During the 18th century, mothers who left their babies at London’s Foundling Hospital would deposit something small, but unique, with the hospital to serve as an identifier in the event parents returned to reclaim their children. These “tokens”—scraps of fabric, small metal objects, or bits of jewelry—were sealed in the child’s official record as proof of the parental connection, even as the babies themselves were renamed and vanished into the institution.
Some tokens carried important bits of information, like this small piece of mother-of-pearl inscribed with the words “James, Son of James Concannon, Gent, late or now of Jamaca 1757.” Researchers piecing together the stories of the tokens were able to find out that James was born in September 1757 and left at the hospital as a 2-month-old infant. James’ mother, Elizabeth, claimed to be married to James’ father, who was serving in the military.
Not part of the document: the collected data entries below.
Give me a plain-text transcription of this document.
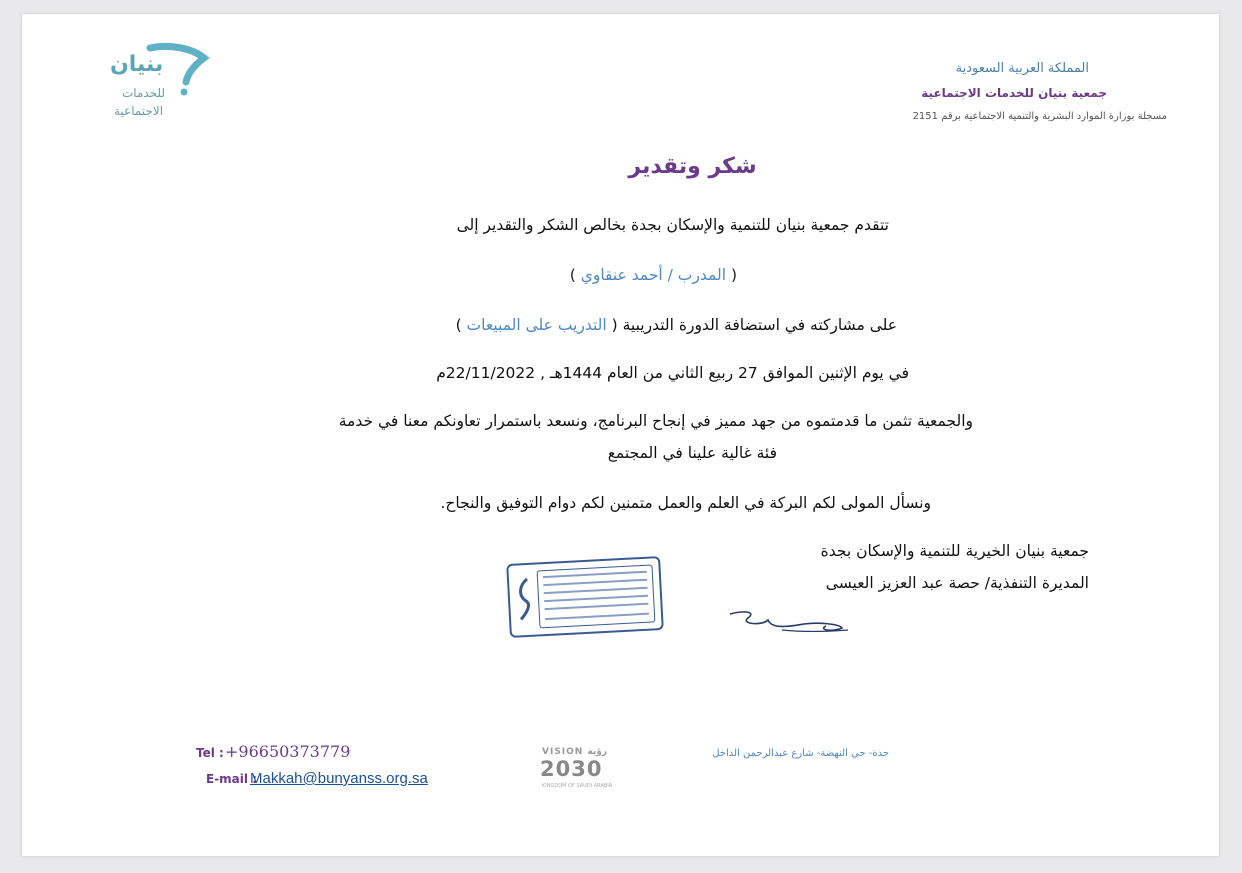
بنيان
للخدمات
الاجتماعية
المملكة العربية السعودية
جمعية بنيان للخدمات الاجتماعية
مسجلة بوزارة الموارد البشرية والتنمية الاجتماعية برقم 2151
شكر وتقدير
تتقدم جمعية بنيان للتنمية والإسكان بجدة بخالص الشكر والتقدير إلى
( المدرب / أحمد عنقاوي )
على مشاركته في استضافة الدورة التدريبية ( التدريب على المبيعات )
في يوم الإثنين الموافق 27 ربيع الثاني من العام 1444هـ , 22/11/2022م
والجمعية تثمن ما قدمتموه من جهد مميز في إنجاح البرنامج، ونسعد باستمرار تعاونكم معنا في خدمة
فئة غالية علينا في المجتمع
ونسأل المولى لكم البركة في العلم والعمل متمنين لكم دوام التوفيق والنجاح.
جمعية بنيان الخيرية للتنمية والإسكان بجدة
المديرة التنفذية/ حصة عبد العزيز العيسى
Tel : +96650373779
E-mail :
Makkah@bunyanss.org.sa
VISION رؤية
2030
KINGDOM OF SAUDI ARABIA
جدة- حي النهضة- شارع عبدالرحمن الداخل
Although Elizabeth left the token and two notes written “in an educated hand” signifying her intent to reclaim the baby, the records show that she never returned.
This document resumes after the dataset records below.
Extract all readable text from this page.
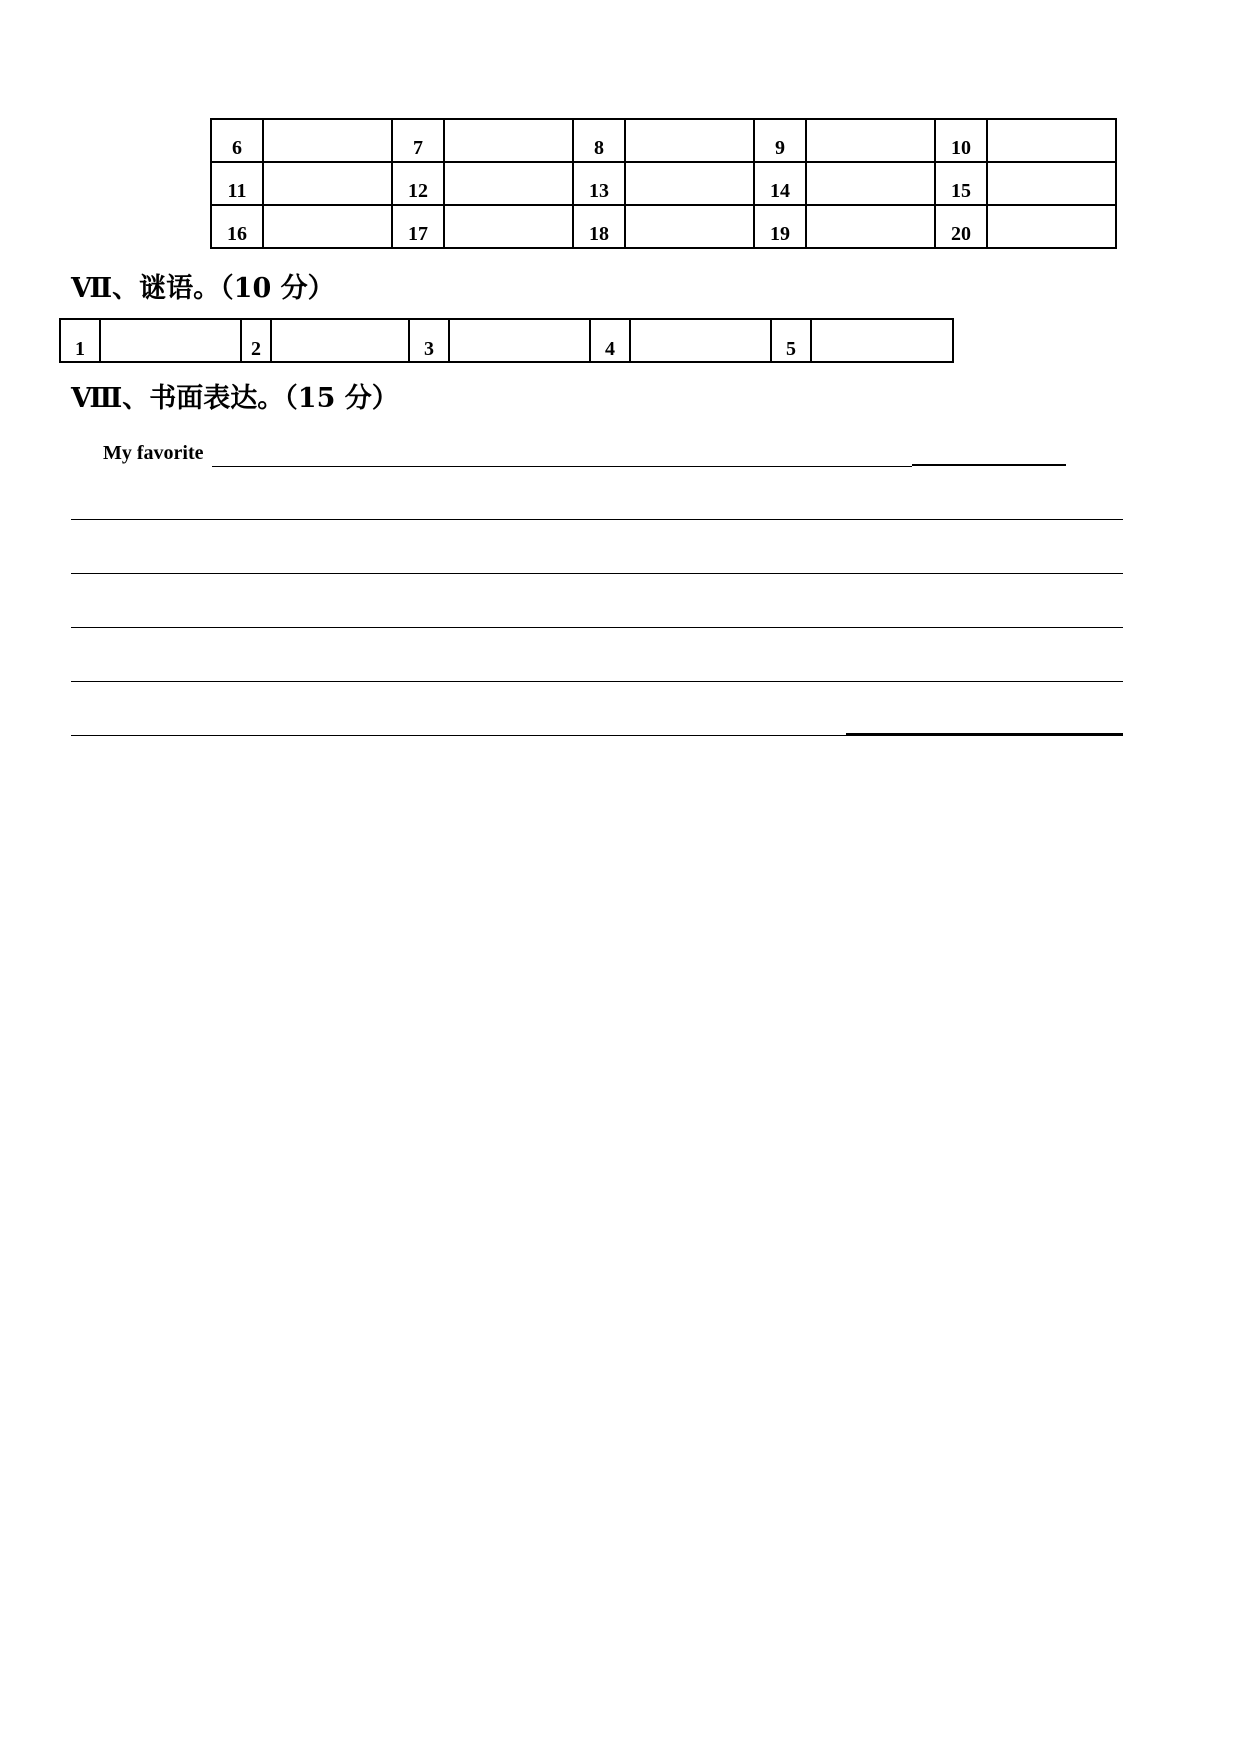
6		7		8		9		10	
11		12		13		14		15	
16		17		18		19		20	
Ⅶ、谜语。（10 分）
1		2		3		4		5	
Ⅷ、书面表达。（15 分）
My favorite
Some tokens seem to be repurposed sentimental objects from love affairs, like the ring with a heart inset, which has a poignant inscription on the interior of the band: “He who neglects me loses me.” It seems that the child whose token this was left the hospital when she reached adulthood—probably, as the blog Material Cultures notes, “never having seen the ring that was her only link to her parents.”
Some tokens were humble everyday objects, like the hazelnut and the fabric heart: exceedingly simple and slight, given the connection they were meant to signify.
The tradition of leaving tokens ended in the early 19th century, when the hospital began to follow the much more efficient—albeit prosaic—procedure of issuing receipts to mothers who surrendered their children.
An exhibition of a selection of foundling tokens and their stories, titled “Threads of Feeling,” will open at Colonial Williamsburg on May 25.